Banksia burdettii is very sensitive to bushfire, and plants are killed by even small fires, the old cones being highly combustible. More cones are burnt and opened in hot fires. This species is strongly serotinous: seed is released only following a fire. Thus plants accumulate a large number of viable seen in an aerial seed bank in fire intervals, which is released all at once after a fire, ensuring population regeneration. The resulting plants take around four or five years to flower, shorter than many other banksia species. Optimal fire intervals generally fall between ten and twenty years, though it will reproduce outside this range. Spring fires are thought to be more beneficial for reproduction due to more reliable rainfall and hence germination afterwards. Burnt follicles open with water, so may remain intact after dry spells to open.

The flowers are fed at (and pollinated by) a range of honeyeater species, including the white-cheeked honeyeater (Phylidonyris nigra), brown honeyeater (Lichmera indistincta), spiny-cheeked honeyeater (Acanthagenys rufogularis), red wattlebird (Anthochaera carunculata) and western wattlebird (A. lunulata). Carnaby's black cockatoos (Calyptorhynchus latirostris) eat seed from follicles, dropping old flower cones around the plant.

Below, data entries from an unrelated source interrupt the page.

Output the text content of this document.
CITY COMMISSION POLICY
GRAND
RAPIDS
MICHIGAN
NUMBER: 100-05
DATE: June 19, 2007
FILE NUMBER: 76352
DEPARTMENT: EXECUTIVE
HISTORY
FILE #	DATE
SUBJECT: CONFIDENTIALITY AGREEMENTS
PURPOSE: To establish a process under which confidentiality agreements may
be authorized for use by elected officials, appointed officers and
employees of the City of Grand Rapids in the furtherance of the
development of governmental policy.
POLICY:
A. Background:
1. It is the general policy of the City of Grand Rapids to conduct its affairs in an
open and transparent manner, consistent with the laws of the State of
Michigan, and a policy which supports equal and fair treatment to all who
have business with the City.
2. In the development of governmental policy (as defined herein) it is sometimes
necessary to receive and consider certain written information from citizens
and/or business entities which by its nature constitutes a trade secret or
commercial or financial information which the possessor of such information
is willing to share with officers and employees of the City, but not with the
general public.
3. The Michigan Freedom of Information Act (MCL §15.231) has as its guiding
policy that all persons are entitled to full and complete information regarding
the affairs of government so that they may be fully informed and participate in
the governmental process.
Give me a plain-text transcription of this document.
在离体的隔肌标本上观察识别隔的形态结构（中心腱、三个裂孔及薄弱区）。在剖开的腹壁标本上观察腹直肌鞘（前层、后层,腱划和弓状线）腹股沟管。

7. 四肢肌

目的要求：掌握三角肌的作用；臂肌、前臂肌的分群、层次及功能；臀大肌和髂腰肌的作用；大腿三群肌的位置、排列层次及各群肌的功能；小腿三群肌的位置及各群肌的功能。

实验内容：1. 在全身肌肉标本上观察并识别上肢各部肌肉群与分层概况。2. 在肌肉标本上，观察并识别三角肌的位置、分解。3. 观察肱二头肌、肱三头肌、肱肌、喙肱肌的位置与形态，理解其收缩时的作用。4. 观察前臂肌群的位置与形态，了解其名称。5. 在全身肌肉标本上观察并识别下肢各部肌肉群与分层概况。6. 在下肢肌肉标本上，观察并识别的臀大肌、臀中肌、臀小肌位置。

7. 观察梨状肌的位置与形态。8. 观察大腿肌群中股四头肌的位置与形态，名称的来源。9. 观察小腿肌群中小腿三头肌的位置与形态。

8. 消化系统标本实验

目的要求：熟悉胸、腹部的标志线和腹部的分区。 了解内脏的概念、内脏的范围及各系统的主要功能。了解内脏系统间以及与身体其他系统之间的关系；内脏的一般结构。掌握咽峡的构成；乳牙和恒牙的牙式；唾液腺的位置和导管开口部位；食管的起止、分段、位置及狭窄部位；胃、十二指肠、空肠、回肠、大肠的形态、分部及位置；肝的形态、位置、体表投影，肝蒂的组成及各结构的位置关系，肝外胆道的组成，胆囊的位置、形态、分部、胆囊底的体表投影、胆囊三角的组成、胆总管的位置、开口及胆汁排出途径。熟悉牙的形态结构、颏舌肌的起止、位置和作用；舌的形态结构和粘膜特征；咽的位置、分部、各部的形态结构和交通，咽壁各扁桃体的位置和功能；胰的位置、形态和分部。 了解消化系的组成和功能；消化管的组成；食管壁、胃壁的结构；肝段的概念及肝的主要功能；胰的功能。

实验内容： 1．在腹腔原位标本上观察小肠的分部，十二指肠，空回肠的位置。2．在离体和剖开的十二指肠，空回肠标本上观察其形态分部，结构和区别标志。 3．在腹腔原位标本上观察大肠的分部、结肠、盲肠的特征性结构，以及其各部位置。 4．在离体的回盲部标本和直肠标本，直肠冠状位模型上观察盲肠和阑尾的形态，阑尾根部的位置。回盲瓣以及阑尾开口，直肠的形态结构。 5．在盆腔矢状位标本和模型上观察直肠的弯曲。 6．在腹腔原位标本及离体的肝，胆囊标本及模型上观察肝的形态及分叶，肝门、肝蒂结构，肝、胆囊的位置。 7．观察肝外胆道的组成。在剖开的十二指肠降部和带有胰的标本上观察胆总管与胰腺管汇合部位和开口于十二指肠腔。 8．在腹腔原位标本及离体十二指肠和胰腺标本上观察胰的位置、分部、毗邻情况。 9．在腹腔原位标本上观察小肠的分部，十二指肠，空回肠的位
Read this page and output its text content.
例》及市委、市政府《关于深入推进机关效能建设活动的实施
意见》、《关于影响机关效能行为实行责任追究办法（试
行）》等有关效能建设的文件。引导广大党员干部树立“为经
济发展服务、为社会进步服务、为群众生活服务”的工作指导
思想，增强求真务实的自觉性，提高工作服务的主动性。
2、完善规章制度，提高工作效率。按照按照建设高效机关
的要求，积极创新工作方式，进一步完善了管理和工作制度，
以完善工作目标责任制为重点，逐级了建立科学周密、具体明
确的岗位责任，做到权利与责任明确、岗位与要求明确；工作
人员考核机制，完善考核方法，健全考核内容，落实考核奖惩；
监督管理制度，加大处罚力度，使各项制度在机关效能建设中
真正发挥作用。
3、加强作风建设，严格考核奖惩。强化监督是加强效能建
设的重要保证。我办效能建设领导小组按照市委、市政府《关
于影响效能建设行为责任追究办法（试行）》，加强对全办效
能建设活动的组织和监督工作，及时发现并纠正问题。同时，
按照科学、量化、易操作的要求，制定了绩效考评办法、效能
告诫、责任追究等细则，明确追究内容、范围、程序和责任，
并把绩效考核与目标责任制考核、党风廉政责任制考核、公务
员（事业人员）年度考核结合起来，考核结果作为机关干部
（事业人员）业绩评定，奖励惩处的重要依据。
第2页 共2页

The honey possum (Tarsipes rostratus) also visits the flowers.

Weevils (Curculionidae) eat seeds, especially in older cones.

==Use in horticulture==
Banksia burdettii is fairly easy to grow in areas with a Mediterranean climate, but does not do well in areas with high summer humidity. It requires a sunny position in well-drained soil. Once established the plant is resistant to both frost and drought, it prefers sun or light shade and well drained soils.

Seeds do not require any treatment, and take 20 to 42 days to germinate.